The business was founded in 2005 by Patrick Martin and Dr Stefan Kraan, who moved to Galway from the Netherlands two decades ago to complete a PhD, and never left.
They are pioneering the use of seaweed in animal feed. Because seaweed is so rich in nutrients, the feed helps to reduce occurrence of common ailments in farmed livestock and fish. This reduces farmers' dependency on antibiotics and chemicals.

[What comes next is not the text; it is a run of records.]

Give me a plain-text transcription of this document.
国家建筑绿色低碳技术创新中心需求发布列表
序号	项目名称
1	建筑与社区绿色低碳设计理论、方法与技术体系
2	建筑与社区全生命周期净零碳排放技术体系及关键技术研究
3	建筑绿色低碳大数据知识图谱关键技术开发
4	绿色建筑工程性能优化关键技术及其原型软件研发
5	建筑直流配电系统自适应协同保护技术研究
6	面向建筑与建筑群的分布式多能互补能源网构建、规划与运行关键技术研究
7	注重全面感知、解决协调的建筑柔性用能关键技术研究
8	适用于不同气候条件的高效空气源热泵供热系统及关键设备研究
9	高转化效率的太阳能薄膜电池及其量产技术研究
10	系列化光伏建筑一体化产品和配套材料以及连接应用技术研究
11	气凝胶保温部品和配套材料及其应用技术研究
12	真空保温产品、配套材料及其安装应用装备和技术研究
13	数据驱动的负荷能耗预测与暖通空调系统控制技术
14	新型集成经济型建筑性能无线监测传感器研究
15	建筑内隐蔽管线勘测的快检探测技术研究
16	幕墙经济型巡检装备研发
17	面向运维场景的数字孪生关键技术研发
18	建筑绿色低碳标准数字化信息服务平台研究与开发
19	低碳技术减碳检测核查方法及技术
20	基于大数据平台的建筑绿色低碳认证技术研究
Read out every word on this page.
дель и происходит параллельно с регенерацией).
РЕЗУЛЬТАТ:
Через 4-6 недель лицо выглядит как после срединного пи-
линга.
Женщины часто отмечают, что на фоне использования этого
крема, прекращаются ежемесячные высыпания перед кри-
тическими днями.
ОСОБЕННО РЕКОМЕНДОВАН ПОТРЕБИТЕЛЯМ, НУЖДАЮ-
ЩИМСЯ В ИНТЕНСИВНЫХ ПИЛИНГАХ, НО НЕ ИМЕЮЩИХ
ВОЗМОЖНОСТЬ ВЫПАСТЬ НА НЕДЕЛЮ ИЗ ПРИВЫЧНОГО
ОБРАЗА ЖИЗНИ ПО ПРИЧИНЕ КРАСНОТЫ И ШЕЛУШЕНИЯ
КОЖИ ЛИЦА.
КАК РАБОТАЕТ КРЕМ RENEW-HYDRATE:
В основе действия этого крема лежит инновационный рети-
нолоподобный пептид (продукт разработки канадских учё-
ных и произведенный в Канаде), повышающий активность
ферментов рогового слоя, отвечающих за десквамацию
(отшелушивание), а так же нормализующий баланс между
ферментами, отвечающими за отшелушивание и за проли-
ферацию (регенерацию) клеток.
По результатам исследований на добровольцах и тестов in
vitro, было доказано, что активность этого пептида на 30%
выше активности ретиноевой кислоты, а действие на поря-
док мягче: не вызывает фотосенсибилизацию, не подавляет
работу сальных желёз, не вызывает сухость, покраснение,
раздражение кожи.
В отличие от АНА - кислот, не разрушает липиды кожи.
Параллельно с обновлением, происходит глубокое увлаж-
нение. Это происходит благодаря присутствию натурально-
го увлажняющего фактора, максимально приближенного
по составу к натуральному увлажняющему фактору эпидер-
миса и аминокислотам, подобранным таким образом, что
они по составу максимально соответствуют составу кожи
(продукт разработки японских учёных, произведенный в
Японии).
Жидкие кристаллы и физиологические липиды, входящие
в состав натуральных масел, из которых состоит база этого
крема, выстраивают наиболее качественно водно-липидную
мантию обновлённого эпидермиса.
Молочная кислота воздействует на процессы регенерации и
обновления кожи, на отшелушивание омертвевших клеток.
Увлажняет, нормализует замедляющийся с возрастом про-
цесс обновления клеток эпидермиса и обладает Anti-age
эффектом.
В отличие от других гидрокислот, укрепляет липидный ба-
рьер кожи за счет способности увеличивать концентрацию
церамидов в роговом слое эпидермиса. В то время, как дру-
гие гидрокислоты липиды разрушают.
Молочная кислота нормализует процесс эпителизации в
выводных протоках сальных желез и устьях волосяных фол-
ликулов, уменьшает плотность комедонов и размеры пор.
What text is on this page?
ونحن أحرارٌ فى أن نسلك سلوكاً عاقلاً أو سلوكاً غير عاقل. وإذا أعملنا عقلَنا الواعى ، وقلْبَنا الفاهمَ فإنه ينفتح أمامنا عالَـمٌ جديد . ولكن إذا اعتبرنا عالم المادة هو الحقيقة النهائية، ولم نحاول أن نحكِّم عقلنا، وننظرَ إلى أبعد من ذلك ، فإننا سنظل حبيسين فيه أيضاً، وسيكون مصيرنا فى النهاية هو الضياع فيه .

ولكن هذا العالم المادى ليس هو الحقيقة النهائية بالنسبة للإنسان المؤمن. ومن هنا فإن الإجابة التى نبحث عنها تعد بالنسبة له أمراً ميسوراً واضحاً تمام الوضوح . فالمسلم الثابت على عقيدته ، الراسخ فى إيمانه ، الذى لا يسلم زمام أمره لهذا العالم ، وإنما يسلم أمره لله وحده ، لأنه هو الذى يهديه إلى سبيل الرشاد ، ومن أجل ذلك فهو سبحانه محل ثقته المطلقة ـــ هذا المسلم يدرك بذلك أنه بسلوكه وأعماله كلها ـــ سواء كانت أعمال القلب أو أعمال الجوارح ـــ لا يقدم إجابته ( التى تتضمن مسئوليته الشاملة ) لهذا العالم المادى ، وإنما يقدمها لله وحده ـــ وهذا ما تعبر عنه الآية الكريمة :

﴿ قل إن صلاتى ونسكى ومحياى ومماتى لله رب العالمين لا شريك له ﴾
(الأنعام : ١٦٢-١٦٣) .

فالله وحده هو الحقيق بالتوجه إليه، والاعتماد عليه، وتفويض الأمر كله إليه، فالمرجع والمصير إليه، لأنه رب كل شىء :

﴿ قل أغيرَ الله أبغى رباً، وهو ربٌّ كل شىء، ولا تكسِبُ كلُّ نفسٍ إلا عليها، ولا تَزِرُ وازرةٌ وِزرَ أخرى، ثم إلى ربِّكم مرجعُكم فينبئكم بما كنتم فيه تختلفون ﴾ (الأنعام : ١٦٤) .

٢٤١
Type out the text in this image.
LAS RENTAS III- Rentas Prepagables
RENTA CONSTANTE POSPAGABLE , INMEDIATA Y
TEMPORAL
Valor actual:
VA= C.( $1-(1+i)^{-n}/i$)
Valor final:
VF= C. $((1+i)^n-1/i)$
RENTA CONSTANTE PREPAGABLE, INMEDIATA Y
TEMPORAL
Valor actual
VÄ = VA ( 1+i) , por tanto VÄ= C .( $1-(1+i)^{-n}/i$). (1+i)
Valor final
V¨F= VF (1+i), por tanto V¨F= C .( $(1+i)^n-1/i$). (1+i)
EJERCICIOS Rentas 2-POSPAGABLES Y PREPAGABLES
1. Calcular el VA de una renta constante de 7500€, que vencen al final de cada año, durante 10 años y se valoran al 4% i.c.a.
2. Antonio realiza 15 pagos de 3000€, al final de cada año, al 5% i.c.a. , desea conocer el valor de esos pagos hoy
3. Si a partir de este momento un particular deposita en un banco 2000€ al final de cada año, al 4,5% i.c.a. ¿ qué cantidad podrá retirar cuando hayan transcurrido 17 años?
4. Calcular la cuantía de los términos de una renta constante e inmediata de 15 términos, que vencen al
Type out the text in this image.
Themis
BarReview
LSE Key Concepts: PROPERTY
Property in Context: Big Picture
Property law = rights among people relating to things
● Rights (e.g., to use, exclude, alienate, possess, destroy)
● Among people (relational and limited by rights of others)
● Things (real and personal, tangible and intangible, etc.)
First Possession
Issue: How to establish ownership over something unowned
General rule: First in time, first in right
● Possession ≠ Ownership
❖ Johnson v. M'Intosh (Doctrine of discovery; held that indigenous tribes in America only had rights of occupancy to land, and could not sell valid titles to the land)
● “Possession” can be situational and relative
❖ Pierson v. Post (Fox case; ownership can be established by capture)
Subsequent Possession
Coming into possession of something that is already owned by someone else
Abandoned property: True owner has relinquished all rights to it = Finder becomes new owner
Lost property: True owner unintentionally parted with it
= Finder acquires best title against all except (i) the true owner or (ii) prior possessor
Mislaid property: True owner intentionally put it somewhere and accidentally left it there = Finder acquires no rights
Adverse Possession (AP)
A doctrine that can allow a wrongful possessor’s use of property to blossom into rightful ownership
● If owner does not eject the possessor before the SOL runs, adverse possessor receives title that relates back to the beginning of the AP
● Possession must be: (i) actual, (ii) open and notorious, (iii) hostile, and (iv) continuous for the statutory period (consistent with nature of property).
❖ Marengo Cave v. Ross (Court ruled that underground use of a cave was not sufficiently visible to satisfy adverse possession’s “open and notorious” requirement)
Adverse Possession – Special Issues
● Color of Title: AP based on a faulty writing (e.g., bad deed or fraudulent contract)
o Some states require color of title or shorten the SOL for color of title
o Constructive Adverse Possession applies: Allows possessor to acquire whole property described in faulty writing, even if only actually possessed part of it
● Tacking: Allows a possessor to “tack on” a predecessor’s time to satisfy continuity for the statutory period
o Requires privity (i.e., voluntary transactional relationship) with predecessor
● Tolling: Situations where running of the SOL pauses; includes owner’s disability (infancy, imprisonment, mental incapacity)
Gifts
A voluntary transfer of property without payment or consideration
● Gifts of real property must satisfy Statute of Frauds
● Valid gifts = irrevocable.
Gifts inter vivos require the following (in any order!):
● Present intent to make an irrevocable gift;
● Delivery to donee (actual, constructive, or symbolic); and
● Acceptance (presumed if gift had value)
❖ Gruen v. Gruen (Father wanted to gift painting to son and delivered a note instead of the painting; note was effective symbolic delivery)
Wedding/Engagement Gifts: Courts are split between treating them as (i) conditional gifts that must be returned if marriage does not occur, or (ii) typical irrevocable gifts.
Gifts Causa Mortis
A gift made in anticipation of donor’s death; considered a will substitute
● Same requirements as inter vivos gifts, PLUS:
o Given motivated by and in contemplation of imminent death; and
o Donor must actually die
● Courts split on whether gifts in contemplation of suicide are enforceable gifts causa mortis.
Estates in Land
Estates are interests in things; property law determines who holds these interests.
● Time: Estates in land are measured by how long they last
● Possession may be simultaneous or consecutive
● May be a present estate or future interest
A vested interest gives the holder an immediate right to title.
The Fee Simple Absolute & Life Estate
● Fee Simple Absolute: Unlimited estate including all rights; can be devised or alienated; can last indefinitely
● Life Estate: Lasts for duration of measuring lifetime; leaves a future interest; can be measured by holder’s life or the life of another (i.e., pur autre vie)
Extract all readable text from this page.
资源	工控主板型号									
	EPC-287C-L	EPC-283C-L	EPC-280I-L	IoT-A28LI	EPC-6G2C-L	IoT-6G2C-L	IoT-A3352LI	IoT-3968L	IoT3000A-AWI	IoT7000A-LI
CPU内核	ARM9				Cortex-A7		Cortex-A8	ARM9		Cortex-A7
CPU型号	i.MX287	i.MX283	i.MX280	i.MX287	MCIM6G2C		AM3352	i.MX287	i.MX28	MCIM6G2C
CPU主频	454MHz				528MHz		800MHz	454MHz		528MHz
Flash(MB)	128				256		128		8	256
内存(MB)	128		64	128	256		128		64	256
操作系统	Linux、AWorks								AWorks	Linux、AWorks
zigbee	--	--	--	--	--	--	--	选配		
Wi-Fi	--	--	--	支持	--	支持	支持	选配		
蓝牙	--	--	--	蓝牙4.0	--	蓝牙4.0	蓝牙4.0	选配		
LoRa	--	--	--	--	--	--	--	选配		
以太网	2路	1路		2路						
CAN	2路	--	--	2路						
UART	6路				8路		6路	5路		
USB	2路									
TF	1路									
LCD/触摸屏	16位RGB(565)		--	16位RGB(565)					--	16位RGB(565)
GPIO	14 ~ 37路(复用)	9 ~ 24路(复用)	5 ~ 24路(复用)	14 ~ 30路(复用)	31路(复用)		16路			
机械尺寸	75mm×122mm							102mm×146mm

Different formulas have been developed for different species, ranging from feed for salmon and shrimp to feed for cows and pigs.
The formula developed for farmed salmon helps to dramatically reduce the affliction of sea lice, the company claims, and improves the salmons' taste.
The formula developed for horses helps to improve the animal's red blood cell count, a recent study found.
Competitors use only one or two types of seaweed, Dr Kraan said, which is harder on the environment and produces less nutritionally rich feed.
The company has raised around €12m since its founding, all from private investment.
It expects to shortly sign a contract that should increase production fivefold by the middle of next year, providing it with distribution channels into 45 new markets.
It recently inked a deal to supply Chinese feed group Hailong with 500 tonnes of dry feed per month.
Dr Kraan said the company would like to create products that harness the benefits of seaweed for humans, but the EU approval process is too slow and laborious.
A recent government report called Harnessing Our Ocean Wealth suggests that Ireland has vast potential to tap into a €1,200bn global marine market for seafood, tourism, oil and gas, marine renewable energy, and new applications for health, medicine and technology.
In 2007, Ireland generated 1.2pc of GDP from its ocean economy, supporting about 1pc of the total workforce. Global marine activity contributes 2pc of the world s GDP. The EC estimates that up to 5pc of Europe's GDP comes from sea-related industries.